In an otherwise dynamic news mill of the valley, not every event makes it to print or web. This is where the role of Kashmir Observer’s Vantage Valley section comes, where sidelined news find a creative lease of life.
By Fahad Amin
SOMEWHERE in Srinagar’s lifeless marketplace, a workless auto-driver has resorted to book reading in his largely halted three-wheeler these days.
If this is any sign of resilient life, then it’s equally springing from grassroots, where some specially-abled transporters are coming out with a vegetable handcart to counter the lockdown-induced destitution.
While a Karate girl of Sopore is trying to become a real life fighter by ‘taking drug mafia head on’, a family torn by the uncertain Srinagar-Jammu highway is fighting hardships to shoulder the crippled life in pandemic.
Amid distress, the promise of life comes from trippers’ expedition, and elevation outings.
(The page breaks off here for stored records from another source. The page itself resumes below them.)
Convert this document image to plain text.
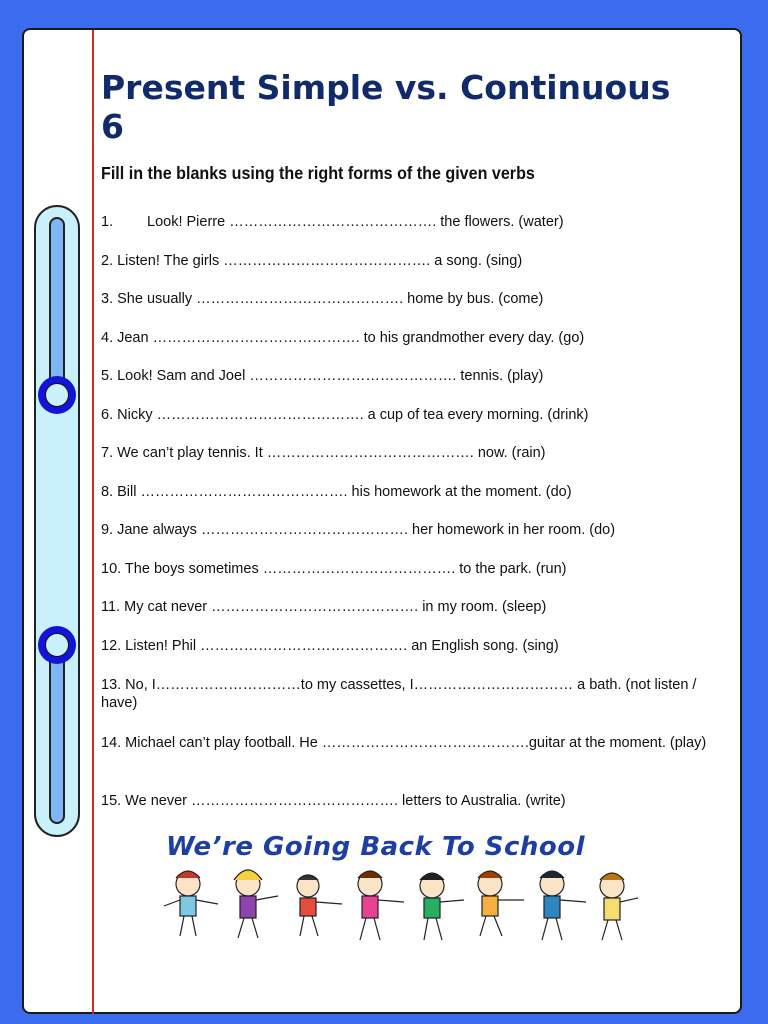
Present Simple vs. Continuous 6

Fill in the blanks using the right forms of the given verbs

1. Look! Pierre ……………………………………. the flowers. (water)

2. Listen! The girls ……………………………………. a song. (sing)

3. She usually ……………………………………. home by bus. (come)

4. Jean ……………………………………. to his grandmother every day. (go)

5. Look! Sam and Joel ……………………………………. tennis. (play)

6. Nicky ……………………………………. a cup of tea every morning. (drink)

7. We can’t play tennis. It ……………………………………. now. (rain)

8. Bill ……………………………………. his homework at the moment. (do)

9. Jane always ……………………………………. her homework in her room. (do)

10. The boys sometimes …………………………………. to the park. (run)

11. My cat never ……………………………………. in my room. (sleep)

12. Listen! Phil ……………………………………. an English song. (sing)

13. No, I…………………………to my cassettes, I…………………………… a bath. (not listen / have)

14. Michael can’t play football. He …………………………………….guitar at the moment. (play)

15. We never ……………………………………. letters to Australia. (write)

We’re Going Back To School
Bicycle riders, anglers and gamers are part of this adventurous crowd.
While all this appears a usual symbolism of life in the lockdown-laden valley, many events catch more eyeballs for their novel newsy nature.
Sheikh and Daughters
A random click by a roaming journalist in Srinagar has already brightened up the otherwise distrait cyberspace of Kashmir. The picture, for a change, shows daughters on the merchant’s glazing billboard in the heart of the city.
The shot was taken at Maisuma, the busy citadel of some reckoning traders of the valley, standing parallel to the city centre Lal Chowk.
What, for instance, used to be Farooq and Sons, has now become Javed Sheikh and Daughters for a welcome change.
As the photo made it online, it triggered a rousing reception, with everyone saluting the father for giving Kashmiri daughters’ their ‘long overdue’.
PRC Question
Raj Bhavan, it seems, means governance business, even as the Sino-India standoff has surpassed pandemic coverage for a change. It lately e-floated the domicile-procuring process after schooling Tehsildars, the certificate issuing-authority, in some workshops.
What’s amazing people is the “pressing resolve” for the matter at a time when successive lockdowns have badly dented the normal life in the erstwhile state.
As natives are now supposed to produce PRC or what many call the “dead document” called State Subject for becoming domiciles in their own homeland, many are exhorting the administration to consider the perished paper as an alternative for the new resident-ship criteria.
The demand is being raised to avoid pestering public queues for proving one’s identity as a Kashmiri.
Throwback 2010
What became a defiant huddle and street chant some decade back has now bounced back to life after finding some uncanny takers.
BJP’s foot-soldiers lately came out in loose numbers against the dragon’s storm-trooping of the cold desert.
But unlike their Bengali colleagues who ended up burning North Korean dictator Kim Jong-un’s effigy in a fit of rage, the Kashmiri right-wingers made no mistake while blazing effigies of Chinese premier Xi Jinping in many Kashmir towns.
With flames and kicks, came the frenzied fury, “Ragdo, Ragdo, China Ragdo!”
Last time, it was Kashmir’s grand old party, National Conference chanting, “Ragda Ragda, BJP Ragda” in Srinagar’s trade heartland, Lal Chowk.
It was 2015, when NC’s rank and file led by Omar Abdullah came out to raise the familiar pitch he faced back in 2010. Omar’s controversial government heavily crushed the street huddle—recreating the 1857-circa lyrical demand.
With BJP now, the classic defiant anthem has only come of rage, if not age!